Motivada pela ebulição dos acontecimentos, a facção iraquiana da Al-Qaeda (Islamic State of Iraq – ISI) também se pronunciou, convocando os manifestantes egípcios anti-Mubarak a promoverem uma guerra santa, estabelecendo no país um Estado baseado em leis islâmicas. A mensagem divulgada na Internet afirma que a missão da guerra santa é defender os fracos e oprimidos no Egito e na região da faixa de Gaza. “Cada muçulmano que foi afetado pela opressão do tirano do Egito e de seus patrões de Washington e Tel Aviv deve reagir”, diz o texto (Agência Lusa, de 09.02.2011).


Por sua vez, o nosso amigo Kadafi, mantendo-se fiel ao que sempre advogou, desde o tempo em que era conhecido como “o papai rico do terrorismo”, culpou Israel pelos protestos violentos no Egito. Atribuindo tudo a uma conspiração de Israel – “O que acontece hoje no Egito é obra dos serviços secretos de Israel” - Kadafi afirmou ao jornal Libya al-Youm que “é errado ficar culpando Mubarak, pois ele é um homem pobre, não tem dinheiro nem para comprar roupas novas e a quem ajudou muitas vezes”. Fontes internacionais estimam em 40 a 60 bilhões de dólares a fortuna pessoal de Mubarak e seus familiares.

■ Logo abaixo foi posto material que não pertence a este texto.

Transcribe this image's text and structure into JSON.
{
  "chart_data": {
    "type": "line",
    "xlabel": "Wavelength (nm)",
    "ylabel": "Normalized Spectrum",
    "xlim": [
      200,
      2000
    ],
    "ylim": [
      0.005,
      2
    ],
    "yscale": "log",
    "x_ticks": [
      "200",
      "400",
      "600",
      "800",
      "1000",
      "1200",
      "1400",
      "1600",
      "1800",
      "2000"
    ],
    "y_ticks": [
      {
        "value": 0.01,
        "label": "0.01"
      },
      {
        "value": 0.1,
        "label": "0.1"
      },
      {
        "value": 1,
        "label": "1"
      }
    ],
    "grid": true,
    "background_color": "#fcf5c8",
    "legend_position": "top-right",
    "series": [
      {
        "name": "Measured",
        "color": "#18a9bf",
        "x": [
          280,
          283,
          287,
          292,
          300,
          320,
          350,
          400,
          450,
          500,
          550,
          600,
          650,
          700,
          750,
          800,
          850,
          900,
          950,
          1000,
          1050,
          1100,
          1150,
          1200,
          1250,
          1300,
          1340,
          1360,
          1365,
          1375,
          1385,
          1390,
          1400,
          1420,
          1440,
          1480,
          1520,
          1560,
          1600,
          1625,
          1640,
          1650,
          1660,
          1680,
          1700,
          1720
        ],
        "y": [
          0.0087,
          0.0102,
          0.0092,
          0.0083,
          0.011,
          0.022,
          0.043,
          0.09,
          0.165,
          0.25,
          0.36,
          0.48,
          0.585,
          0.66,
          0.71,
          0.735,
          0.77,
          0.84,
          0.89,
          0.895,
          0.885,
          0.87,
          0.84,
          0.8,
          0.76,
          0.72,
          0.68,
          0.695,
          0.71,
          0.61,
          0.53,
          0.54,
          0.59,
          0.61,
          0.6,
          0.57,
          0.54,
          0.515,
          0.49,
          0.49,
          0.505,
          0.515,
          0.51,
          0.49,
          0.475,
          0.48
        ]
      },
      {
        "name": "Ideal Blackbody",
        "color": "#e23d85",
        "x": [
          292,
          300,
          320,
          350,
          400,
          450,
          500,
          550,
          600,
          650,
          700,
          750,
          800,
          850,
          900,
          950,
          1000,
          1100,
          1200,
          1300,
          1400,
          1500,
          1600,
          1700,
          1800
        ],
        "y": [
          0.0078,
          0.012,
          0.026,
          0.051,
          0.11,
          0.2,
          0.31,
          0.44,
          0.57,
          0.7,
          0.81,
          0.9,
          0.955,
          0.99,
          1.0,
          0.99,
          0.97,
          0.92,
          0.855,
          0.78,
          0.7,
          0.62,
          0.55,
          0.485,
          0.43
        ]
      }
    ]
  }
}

E as conseqüências desse clima de animosidade e de incitamento ao ódio já começam a aflorar: na noite de 31 de janeiro, a sinagoga de El Hamma, perto da cidade de Gabes, no sul da Tunísia, foi incendiada por desconhecidos. O representante da comunidade judaica de Djerba, Trabelsi Pérez, disse por telefone que os rolos da Torá foram queimados. Ele ainda contou que na semana anterior, vários carros tinham sido destruídos no bairro judeu de Houmt-Souk, a capital da ilha de Djerba, e que a pequena comunidade judaica, de 1.600 membros, estava com muito medo. (Diário de Notícias de Portugal, em 01.02.2011).